L’angolo  di Michele Anselmi

Ci vuole una certa audacia per far uscire nei cinema, di questi tempi, un film come “L’ora del crepuscolo”. Ma Stefania Rifiordi con la sua società “Invisible Carpet” sembra avere le idee chiare, e chissà che, sia pure nelle difficoltà date, il primo titolo da lei distribuito, al cinema da giovedì 20 gennaio, non trovi un nutrito ascolto. Per ora sono poche copie, quasi tutte in provincia, da Ascoli a Ragusa, da Polignano a Colleferro e Velletri; la settimana prossima Roma, Milano, Bologna, Napoli…
Braden King, 51enne cineasta indipendente, documentarista e fotografo, ha tratto “L’ora del crepuscolo” dal romanzo di Carter Sickels “The Evening Hour”, purtroppo non edito in Italia. È un mondo desolato, impoverito, a suo modo struggente, quindi molto “cinematografico”, quello evocato dalla vicenda. E cioè i monti Appalachi, dalle parti del West Virginia, un tempo fiorente zona mineraria, quando si estraeva il carbone, ora una specie di terra di nessuno, popolata di anziani murati vivi in case di legno e di giovani che arrotondano quasi sempre infrangendo la legge.
Cole Freeman è uno di questi. Ha l’aspetto del bravo giovanotto di montagna, con tanto di giaccone a quadri, cappelluccio da baseball e vecchio pick-up Ford. Il trentenne fa l’infermiere a contratto nella casa di cura della sua cittadina, sulla pagina scritta si chiama Dove Creek. Tutti gli anziani lo amano e certo lui si fa amare. Se non fosse che usa quel lavoro, lo capiamo quasi subito, per procurarsi dei soldi, parecchi soldi. Come? Comprando a buon mercato antidolorifici e oppioidi in eccesso prescritti ai pazienti agé per rivenderli in una lucida logica di spaccio, d’intesa con un trafficante locale con cappello da cowboy. Cole ha una bella ragazza, Charlotte, ma c’è qualcosa che non va in lei; e il ritorno in città di un amico d’infanzia, deciso a gettarsi in quel brutto giro di droga “da cucinare” in qualche laboratorio clandestino, peggiorerà decisamente le cose.
Siamo, per rendere l’idea, tra “Un gelido inverno” che rivelò la splendente Jennifer Lawrence e la serie tv “Justified” con Timothy Olyphant: la natura è superba, ma la vita è grama, sicché non resta, parrebbe, che il crimine di piccolo cabotaggio. Nel caso di Cole tutto è aggravato dall’agonia del nonno, che fu fanatico pastore “pentecostale”, e dal riaffacciarsi a sorpresa della mamma, a lungo assente nella sua vita.

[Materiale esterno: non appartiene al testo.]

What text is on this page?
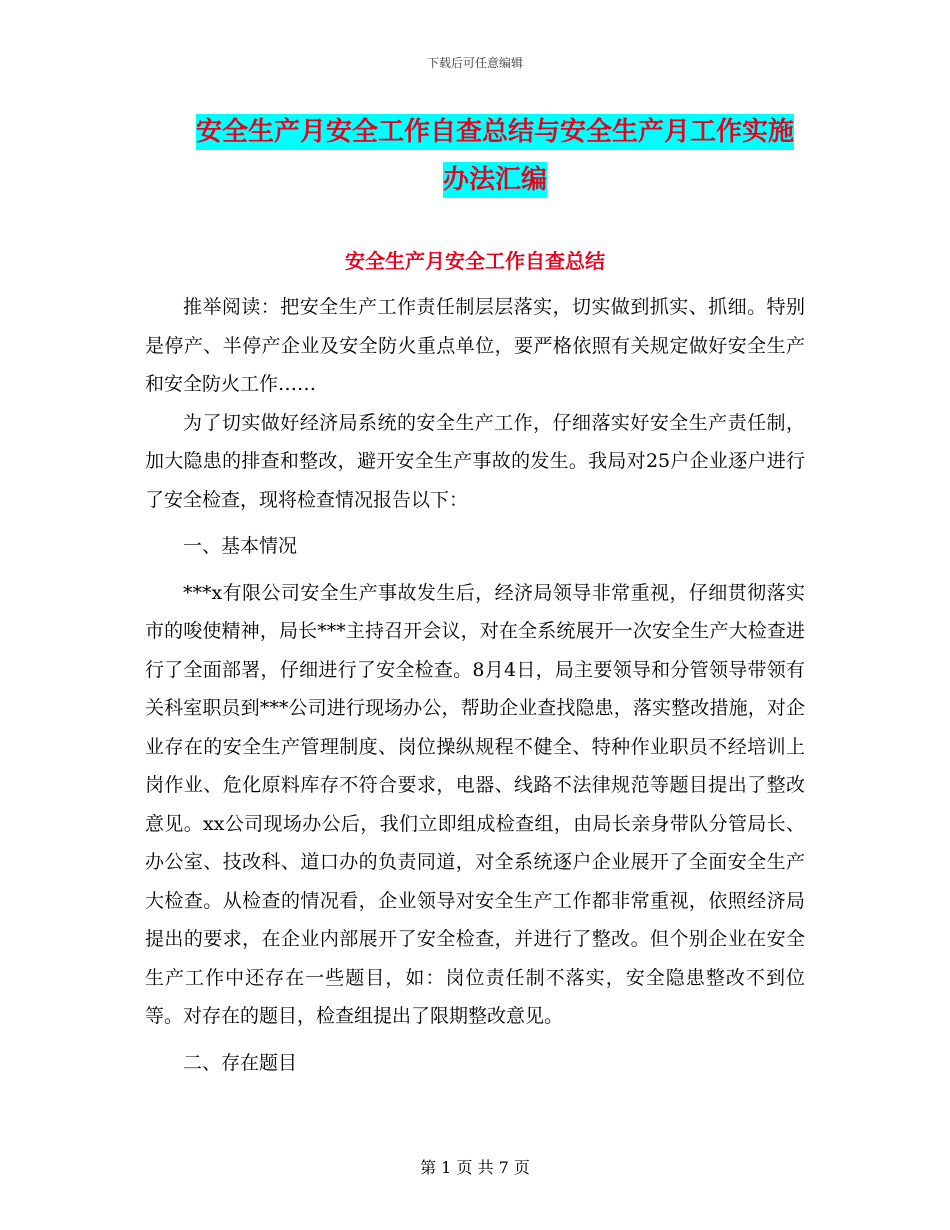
下载后可任意编辑
安全生产月安全工作自查总结与安全生产月工作实施
办法汇编
安全生产月安全工作自查总结

推举阅读：把安全生产工作责任制层层落实，切实做到抓实、抓细。特别是停产、半停产企业及安全防火重点单位，要严格依照有关规定做好安全生产和安全防火工作……

为了切实做好经济局系统的安全生产工作，仔细落实好安全生产责任制，加大隐患的排查和整改，避开安全生产事故的发生。我局对25户企业逐户进行了安全检查，现将检查情况报告以下：

一、基本情况

***x有限公司安全生产事故发生后，经济局领导非常重视，仔细贯彻落实市的唆使精神，局长***主持召开会议，对在全系统展开一次安全生产大检查进行了全面部署，仔细进行了安全检查。8月4日，局主要领导和分管领导带领有关科室职员到***公司进行现场办公，帮助企业查找隐患，落实整改措施，对企业存在的安全生产管理制度、岗位操纵规程不健全、特种作业职员不经培训上岗作业、危化原料库存不符合要求，电器、线路不法律规范等题目提出了整改意见。xx公司现场办公后，我们立即组成检查组，由局长亲身带队分管局长、办公室、技改科、道口办的负责同道，对全系统逐户企业展开了全面安全生产大检查。从检查的情况看，企业领导对安全生产工作都非常重视，依照经济局提出的要求，在企业内部展开了安全检查，并进行了整改。但个别企业在安全生产工作中还存在一些题目，如：岗位责任制不落实，安全隐患整改不到位等。对存在的题目，检查组提出了限期整改意见。

二、存在题目

第 1 页 共 7 页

Non si vede mai il sole in “L’ora del crepuscolo”, e certo la fotografia a luce naturale di Declan Quinn rende tutto grigio, livido, freddo, come s’addice a quei panorami geografici e mentali che sembrano uscire da una ballata triste di John Prine. Avrete capito: vecchie miniere cadenti, ettolitri di birra Budweiser, canzoni country, abitazioni fatiscenti, tatuaggi dappertutto, scazzottate e pistole, ma anche citazioni dal Vangelo secondo Matteo (“Tornerò nella casa che ho lasciato, trovandola pulita e nel giusto ordine”).
Insomma, non mancano i cliché tipici di un certo cinema di ambiente proletario-rurale, anche se il regista li usa, forse un po’ allungando il brodo sul piano drammaturgico ma con partecipe sguardo antropologico, per raccontare qualcos’altro: ovvero l’ambigua redenzione del protagonista, nell’attesa di una parola di carità e misericordia che forse non arriverà mai.
Purtroppo il doppiaggio italiano non restituisce neanche un po’ il colorito slang di quelle zone remote, ma le facce sono ben scelte, a partire da quella di Philip Ettinger, che fa il tormentato Cole (nel cast anche l’emergente Stacy Martin e le più note Tess Harper e Lili Taylor). Musiche ben scelte e non soverchianti, in linea con l’atmosfera generale, con un po’ di old-time e una canzone, “The Fading” di Joan Shelley, che viene voglia di cercare subito in rete per riascoltarla.